Torno su alcune affermazioni di Francesco Renda in Liberare l’Italia dalle mafie, il dialogo con Antonio Riolo che Ediesse pubblica nel 2008. Dopo aver rilevato la duplice essenza della mafia (associazione criminale organizzata e sentimento, idea, consenso ovvero cultura), Renda dice che «il fenomeno dei rapporti mafiosi con la società, con la politica, le istituzioni e il potere non è, non può e non deve essere materia di azione giudiziaria, ma di azione politica allo stato puro». Meditiamo le conseguenze di questo assunto. Tra le altre una e non di poco momento: che il contrasto alla valenza criminale della mafia, quand’anche ottenga – e talora ottiene – rilevanti successi, non parrebbe in grado di scalfire o incrinare o ridurre la operante, estesa, costante presenza della cultura mafiosa in atto. Così come non parrebbe in grado di interdire o infrangere o circoscrivere le forme criminose che continuamente la mafia aggiorna e svecchia.

A questa stregua, volgendo lo sguardo al trentennio trascorso, non pare azzardato sostenere che l’azione giudiziaria consentita dall’articolo 416 bis approvato nel 1982, abbia colpito con successo attività delittuose perseguite da comparti mafiosi, se non al tutto socialmente obsoleti e culturalmente residuali, per certo arretrati rispetto alle inedite e cospicue attività messe a punto ed elaborate dalla rinnovate pratiche e culture mafiose nell’ultimo trentennio. Rami se non secchi, destinati a inaridirsi per essere alimentati o da fonti in via d’esaurimento o, in ogni caso, inadeguate a fornire l’alimento richiesto dalle dimensioni delle nuove imprese avviate. Un intervento di potatura, diresti, lasciato dalla mafia alle mani dello Stato, che potrà vantarsene, presentandolo come l’ammirevole e meritoria sua guerra alla mafia, alla sua organizzazione ed ai suoi presunti capi che, finalmente assicurati alla giustizia, restringe inflessibile «all’interno di istituti a loro esclusivamente dedicati», come disposto dall’art. 41 bis.

Scrive Renda che, diversamente, «i problemi da affrontare e risolvere sono il diffuso consenso e la rete di connivenze, di aiuti e di protezione che consentono alla criminalità organizzata di sviluppare la sua attività delittuosa e di resistere all’azione giudiziaria e all’usura del tempo». E continua, non nascondendosi che «un’opera del genere è assai vasta e complessa, e non è fattibile in breve tempo. Occorrono i provvedimenti legislativi e talune riforme della pubblica amministrazione, ma soprattutto è indispensabile una diffusa educazione civica, un impegno etico-politico, una nuova maniera di concepire i rapporti fra Stato, classi dirigenti e società civile». Una nuova maniera opposta all’usata maniera, storicamente consolidata.

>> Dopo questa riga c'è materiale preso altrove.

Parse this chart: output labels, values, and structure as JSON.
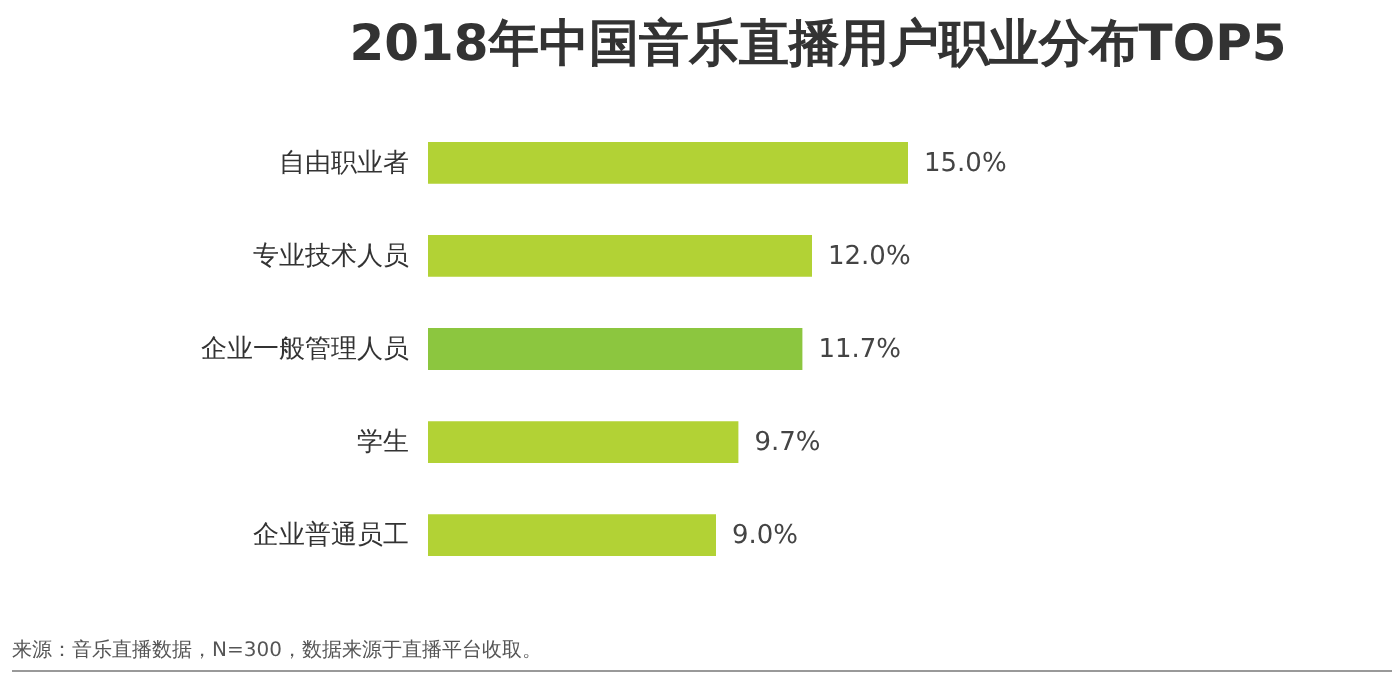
{
  "chart_data": {
    "type": "bar",
    "orientation": "horizontal",
    "title": "2018年中国音乐直播用户职业分布TOP5",
    "categories": [
      "自由职业者",
      "专业技术人员",
      "企业一般管理人员",
      "学生",
      "企业普通员工"
    ],
    "values": [
      15.0,
      12.0,
      11.7,
      9.7,
      9.0
    ],
    "colors": [
      "#b2d235",
      "#b2d235",
      "#8cc63f",
      "#b2d235",
      "#b2d235"
    ],
    "value_labels": [
      "15.0%",
      "12.0%",
      "11.7%",
      "9.7%",
      "9.0%"
    ],
    "annotations": [
      "来源：音乐直播数据，N=300，数据来源于直播平台收取。"
    ]
  }
}
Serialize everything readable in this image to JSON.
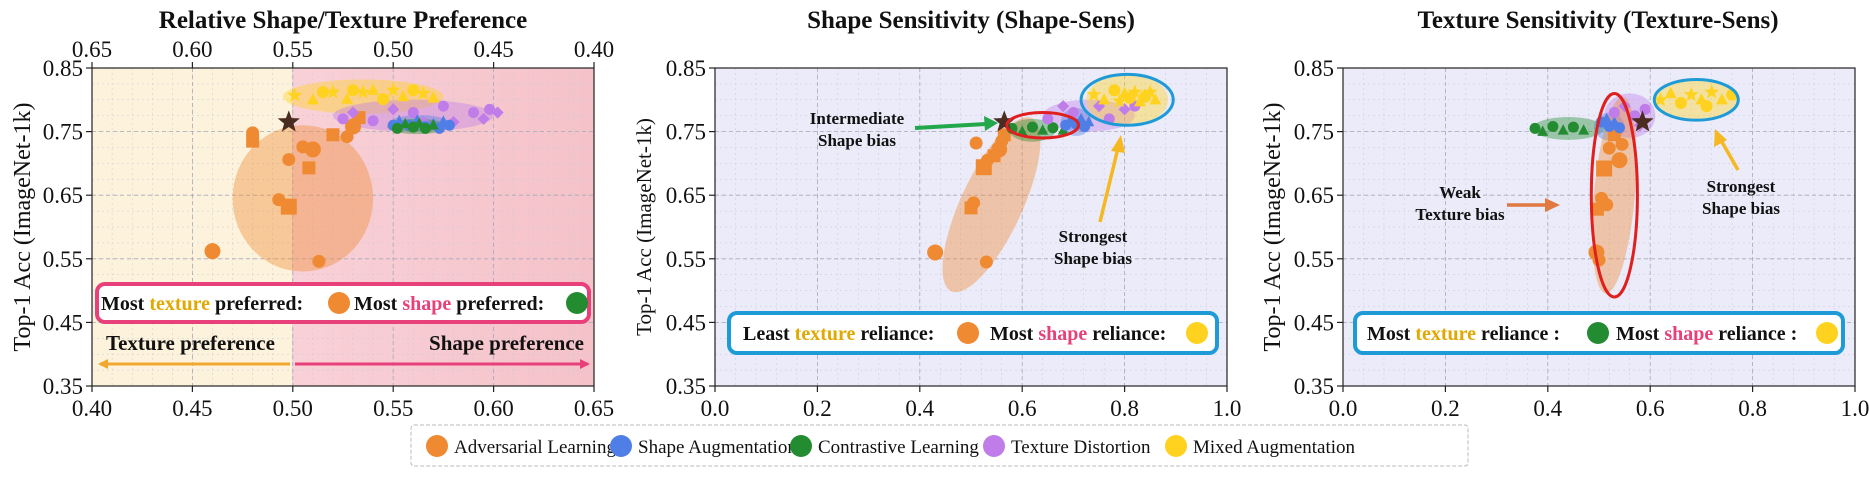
{
  "chart_data": [
    {
      "type": "scatter",
      "title": "Relative Shape/Texture Preference",
      "ylabel": "Top-1 Acc (ImageNet-1k)",
      "xlabel": "",
      "xlim": [
        0.4,
        0.65
      ],
      "ylim": [
        0.35,
        0.85
      ],
      "x_ticks": [
        "0.40",
        "0.45",
        "0.50",
        "0.55",
        "0.60",
        "0.65"
      ],
      "x2_ticks": [
        "0.65",
        "0.60",
        "0.55",
        "0.50",
        "0.45",
        "0.40"
      ],
      "y_ticks": [
        "0.35",
        "0.45",
        "0.55",
        "0.65",
        "0.75",
        "0.85"
      ],
      "regions": [
        {
          "name": "Texture preference",
          "x_range": [
            0.4,
            0.5
          ],
          "color": "#fdf3dc"
        },
        {
          "name": "Shape preference",
          "x_range": [
            0.5,
            0.65
          ],
          "color": "#f7cdd2"
        }
      ],
      "arrow_labels": {
        "left": "Texture preference",
        "right": "Shape preference"
      },
      "callout": {
        "p1": "Most ",
        "k1": "texture",
        "p2": " preferred:",
        "p3": "Most ",
        "k2": "shape",
        "p4": " preferred:"
      },
      "baseline": {
        "x": 0.498,
        "y": 0.765
      },
      "ellipses": [
        {
          "group": "Adversarial Learning",
          "cx": 0.505,
          "cy": 0.645,
          "rx": 0.035,
          "ry": 0.115,
          "angle": 0
        },
        {
          "group": "Mixed Augmentation",
          "cx": 0.535,
          "cy": 0.805,
          "rx": 0.04,
          "ry": 0.027,
          "angle": 0
        },
        {
          "group": "Texture Distortion",
          "cx": 0.56,
          "cy": 0.775,
          "rx": 0.04,
          "ry": 0.025,
          "angle": 0
        },
        {
          "group": "Shape Augmentation",
          "cx": 0.563,
          "cy": 0.763,
          "rx": 0.015,
          "ry": 0.013,
          "angle": 0
        },
        {
          "group": "Contrastive Learning",
          "cx": 0.562,
          "cy": 0.758,
          "rx": 0.015,
          "ry": 0.012,
          "angle": 0
        }
      ],
      "series": [
        {
          "name": "Adversarial Learning",
          "points": [
            [
              0.46,
              0.562
            ],
            [
              0.48,
              0.735
            ],
            [
              0.48,
              0.748
            ],
            [
              0.493,
              0.643
            ],
            [
              0.498,
              0.632
            ],
            [
              0.498,
              0.706
            ],
            [
              0.505,
              0.726
            ],
            [
              0.508,
              0.693
            ],
            [
              0.51,
              0.722
            ],
            [
              0.513,
              0.546
            ],
            [
              0.52,
              0.745
            ],
            [
              0.527,
              0.742
            ],
            [
              0.53,
              0.758
            ],
            [
              0.533,
              0.772
            ]
          ]
        },
        {
          "name": "Mixed Augmentation",
          "points": [
            [
              0.501,
              0.807
            ],
            [
              0.51,
              0.8
            ],
            [
              0.515,
              0.812
            ],
            [
              0.52,
              0.812
            ],
            [
              0.527,
              0.801
            ],
            [
              0.53,
              0.815
            ],
            [
              0.535,
              0.812
            ],
            [
              0.54,
              0.815
            ],
            [
              0.545,
              0.801
            ],
            [
              0.55,
              0.815
            ],
            [
              0.555,
              0.805
            ],
            [
              0.56,
              0.815
            ],
            [
              0.565,
              0.81
            ],
            [
              0.57,
              0.803
            ]
          ]
        },
        {
          "name": "Texture Distortion",
          "points": [
            [
              0.525,
              0.77
            ],
            [
              0.53,
              0.78
            ],
            [
              0.54,
              0.767
            ],
            [
              0.55,
              0.785
            ],
            [
              0.56,
              0.78
            ],
            [
              0.565,
              0.765
            ],
            [
              0.575,
              0.79
            ],
            [
              0.58,
              0.765
            ],
            [
              0.59,
              0.78
            ],
            [
              0.595,
              0.77
            ],
            [
              0.598,
              0.785
            ],
            [
              0.602,
              0.78
            ]
          ]
        },
        {
          "name": "Shape Augmentation",
          "points": [
            [
              0.55,
              0.76
            ],
            [
              0.553,
              0.767
            ],
            [
              0.558,
              0.76
            ],
            [
              0.562,
              0.768
            ],
            [
              0.566,
              0.758
            ],
            [
              0.57,
              0.762
            ],
            [
              0.573,
              0.755
            ],
            [
              0.575,
              0.766
            ],
            [
              0.578,
              0.76
            ]
          ]
        },
        {
          "name": "Contrastive Learning",
          "points": [
            [
              0.552,
              0.755
            ],
            [
              0.556,
              0.762
            ],
            [
              0.56,
              0.757
            ],
            [
              0.563,
              0.763
            ],
            [
              0.566,
              0.755
            ],
            [
              0.57,
              0.76
            ]
          ]
        }
      ]
    },
    {
      "type": "scatter",
      "title": "Shape Sensitivity (Shape-Sens)",
      "ylabel": "Top-1 Acc (ImageNet-1k)",
      "xlabel": "",
      "xlim": [
        0.0,
        1.0
      ],
      "ylim": [
        0.35,
        0.85
      ],
      "x_ticks": [
        "0.0",
        "0.2",
        "0.4",
        "0.6",
        "0.8",
        "1.0"
      ],
      "y_ticks": [
        "0.35",
        "0.45",
        "0.55",
        "0.65",
        "0.75",
        "0.85"
      ],
      "annotations": [
        {
          "line1": "Intermediate",
          "line2": "Shape bias"
        },
        {
          "line1": "Strongest",
          "line2": "Shape bias"
        }
      ],
      "callout": {
        "p1": "Least ",
        "k1": "texture",
        "p2": " reliance:",
        "p3": "Most ",
        "k2": "shape",
        "p4": " reliance:"
      },
      "baseline": {
        "x": 0.565,
        "y": 0.765
      },
      "ellipses": [
        {
          "group": "Adversarial Learning",
          "cx": 0.54,
          "cy": 0.635,
          "rx": 0.06,
          "ry": 0.15,
          "angle": 25
        },
        {
          "group": "Texture Distortion",
          "cx": 0.73,
          "cy": 0.775,
          "rx": 0.09,
          "ry": 0.025,
          "angle": 0
        },
        {
          "group": "Shape Augmentation",
          "cx": 0.705,
          "cy": 0.765,
          "rx": 0.03,
          "ry": 0.022,
          "angle": 0
        },
        {
          "group": "Contrastive Learning",
          "cx": 0.62,
          "cy": 0.752,
          "rx": 0.045,
          "ry": 0.018,
          "angle": 0
        },
        {
          "group": "Mixed Augmentation",
          "cx": 0.805,
          "cy": 0.8,
          "rx": 0.08,
          "ry": 0.04,
          "angle": 0
        }
      ],
      "highlights": [
        {
          "cx": 0.64,
          "cy": 0.76,
          "rx": 0.07,
          "ry": 0.02,
          "color": "#e01f1f"
        },
        {
          "cx": 0.805,
          "cy": 0.8,
          "rx": 0.09,
          "ry": 0.04,
          "color": "#1e9bd7"
        }
      ],
      "series": [
        {
          "name": "Adversarial Learning",
          "points": [
            [
              0.43,
              0.56
            ],
            [
              0.5,
              0.63
            ],
            [
              0.505,
              0.638
            ],
            [
              0.51,
              0.732
            ],
            [
              0.525,
              0.694
            ],
            [
              0.53,
              0.545
            ],
            [
              0.532,
              0.705
            ],
            [
              0.545,
              0.712
            ],
            [
              0.555,
              0.722
            ],
            [
              0.56,
              0.735
            ],
            [
              0.565,
              0.745
            ]
          ]
        },
        {
          "name": "Contrastive Learning",
          "points": [
            [
              0.58,
              0.755
            ],
            [
              0.6,
              0.75
            ],
            [
              0.62,
              0.757
            ],
            [
              0.64,
              0.752
            ],
            [
              0.66,
              0.756
            ],
            [
              0.68,
              0.752
            ]
          ]
        },
        {
          "name": "Shape Augmentation",
          "points": [
            [
              0.685,
              0.76
            ],
            [
              0.695,
              0.77
            ],
            [
              0.705,
              0.762
            ],
            [
              0.715,
              0.77
            ],
            [
              0.722,
              0.758
            ],
            [
              0.73,
              0.765
            ]
          ]
        },
        {
          "name": "Texture Distortion",
          "points": [
            [
              0.65,
              0.77
            ],
            [
              0.68,
              0.79
            ],
            [
              0.7,
              0.78
            ],
            [
              0.75,
              0.79
            ],
            [
              0.77,
              0.77
            ],
            [
              0.8,
              0.785
            ],
            [
              0.82,
              0.79
            ]
          ]
        },
        {
          "name": "Mixed Augmentation",
          "points": [
            [
              0.74,
              0.808
            ],
            [
              0.76,
              0.8
            ],
            [
              0.78,
              0.815
            ],
            [
              0.79,
              0.798
            ],
            [
              0.8,
              0.81
            ],
            [
              0.81,
              0.803
            ],
            [
              0.82,
              0.812
            ],
            [
              0.83,
              0.797
            ],
            [
              0.84,
              0.805
            ],
            [
              0.85,
              0.812
            ],
            [
              0.86,
              0.8
            ]
          ]
        }
      ]
    },
    {
      "type": "scatter",
      "title": "Texture Sensitivity (Texture-Sens)",
      "ylabel": "Top-1 Acc (ImageNet-1k)",
      "xlabel": "",
      "xlim": [
        0.0,
        1.0
      ],
      "ylim": [
        0.35,
        0.85
      ],
      "x_ticks": [
        "0.0",
        "0.2",
        "0.4",
        "0.6",
        "0.8",
        "1.0"
      ],
      "y_ticks": [
        "0.35",
        "0.45",
        "0.55",
        "0.65",
        "0.75",
        "0.85"
      ],
      "annotations": [
        {
          "line1": "Weak",
          "line2": "Texture bias"
        },
        {
          "line1": "Strongest",
          "line2": "Shape bias"
        }
      ],
      "callout": {
        "p1": "Most ",
        "k1": "texture",
        "p2": " reliance :",
        "p3": "Most ",
        "k2": "shape",
        "p4": " reliance :"
      },
      "baseline": {
        "x": 0.585,
        "y": 0.765
      },
      "ellipses": [
        {
          "group": "Contrastive Learning",
          "cx": 0.44,
          "cy": 0.755,
          "rx": 0.07,
          "ry": 0.018,
          "angle": 0
        },
        {
          "group": "Shape Augmentation",
          "cx": 0.52,
          "cy": 0.758,
          "rx": 0.03,
          "ry": 0.022,
          "angle": 0
        },
        {
          "group": "Texture Distortion",
          "cx": 0.56,
          "cy": 0.775,
          "rx": 0.05,
          "ry": 0.035,
          "angle": 0
        },
        {
          "group": "Mixed Augmentation",
          "cx": 0.69,
          "cy": 0.8,
          "rx": 0.08,
          "ry": 0.03,
          "angle": 0
        },
        {
          "group": "Adversarial Learning",
          "cx": 0.53,
          "cy": 0.65,
          "rx": 0.04,
          "ry": 0.155,
          "angle": 5
        }
      ],
      "highlights": [
        {
          "cx": 0.53,
          "cy": 0.65,
          "rx": 0.045,
          "ry": 0.16,
          "color": "#e01f1f"
        },
        {
          "cx": 0.69,
          "cy": 0.8,
          "rx": 0.082,
          "ry": 0.032,
          "color": "#1e9bd7"
        }
      ],
      "series": [
        {
          "name": "Adversarial Learning",
          "points": [
            [
              0.495,
              0.56
            ],
            [
              0.497,
              0.628
            ],
            [
              0.5,
              0.548
            ],
            [
              0.505,
              0.645
            ],
            [
              0.51,
              0.692
            ],
            [
              0.515,
              0.635
            ],
            [
              0.52,
              0.724
            ],
            [
              0.53,
              0.745
            ],
            [
              0.54,
              0.705
            ],
            [
              0.545,
              0.73
            ]
          ]
        },
        {
          "name": "Contrastive Learning",
          "points": [
            [
              0.375,
              0.755
            ],
            [
              0.39,
              0.75
            ],
            [
              0.41,
              0.758
            ],
            [
              0.43,
              0.752
            ],
            [
              0.45,
              0.757
            ],
            [
              0.47,
              0.752
            ]
          ]
        },
        {
          "name": "Shape Augmentation",
          "points": [
            [
              0.505,
              0.765
            ],
            [
              0.515,
              0.77
            ],
            [
              0.52,
              0.758
            ],
            [
              0.53,
              0.765
            ],
            [
              0.54,
              0.756
            ]
          ]
        },
        {
          "name": "Texture Distortion",
          "points": [
            [
              0.53,
              0.78
            ],
            [
              0.55,
              0.79
            ],
            [
              0.57,
              0.775
            ],
            [
              0.58,
              0.76
            ],
            [
              0.59,
              0.785
            ]
          ]
        },
        {
          "name": "Mixed Augmentation",
          "points": [
            [
              0.62,
              0.8
            ],
            [
              0.64,
              0.81
            ],
            [
              0.66,
              0.795
            ],
            [
              0.68,
              0.808
            ],
            [
              0.7,
              0.8
            ],
            [
              0.71,
              0.79
            ],
            [
              0.72,
              0.812
            ],
            [
              0.74,
              0.8
            ],
            [
              0.76,
              0.808
            ]
          ]
        }
      ]
    }
  ],
  "legend": {
    "items": [
      {
        "label": "Adversarial Learning",
        "color": "#ef8a32"
      },
      {
        "label": "Shape Augmentation",
        "color": "#4f7fe6"
      },
      {
        "label": "Contrastive Learning",
        "color": "#238b30"
      },
      {
        "label": "Texture Distortion",
        "color": "#c07ce8"
      },
      {
        "label": "Mixed Augmentation",
        "color": "#ffd21f"
      }
    ]
  },
  "colors": {
    "adversarial": "#ef8a32",
    "shape_aug": "#4f7fe6",
    "contrastive": "#238b30",
    "texture_dist": "#c07ce8",
    "mixed": "#ffd21f",
    "texture_word": "#e0a800",
    "shape_word": "#e8407a",
    "callout_border_1": "#e8407a",
    "callout_border_2": "#1e9bd7",
    "plot_bg_2": "#ebebf9",
    "baseline": "#4a2c20"
  }
}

Riflettevo, nella nota apparsa la scorsa settimana in questa rubrica, sulla natura (che la maniera ne stabilisce) degli attuali rapporti tra Stato e mafia «da intendersi, scrivevo, come relazioni determinate, operanti e attive nella fibra interna dell’organismo sociale e della sua crescita, non estranei all’assetto istituzionale, compresi nell’impianto statuale», riflessione svolta in sintonia con quanto Renda afferma relativamente alla liberazione dello Stato da tali rapporti che, dice, va intesa «come un’autoliberazione». A ragione dunque Renda indica la necessità di condurre una adeguata lotta alla mafia come la concertazione di un’azione politica allo stato puro.

Renda, contrariamente alle facili vulgate che circolano, sostiene che poco della mafia conosciamo e che «i misteri della mafia rimangono, tuttavia, sempre misteri, e finora se ne sono individuati solo un paio». Constatazione che rende assai arduo impostare una strategia efficace che si voglia davvero intesa all’annullamento del sistema mafioso in Italia. Sistema che, per molti rispetti si rivela inerente ad alcune (e delicate) articolazioni dello Stato. Così Renda della politica allo stato puro richiama una categoria classica: utopia. «Se vogliamo la liberazione dalle mafie, che adesso non c’è ma che vogliamo e speriamo di ottenere domani o dopodomani, necessariamente dobbiamo formularla adesso come nostra utopia, ossia come scopo da non conseguire al primo angolo della strada».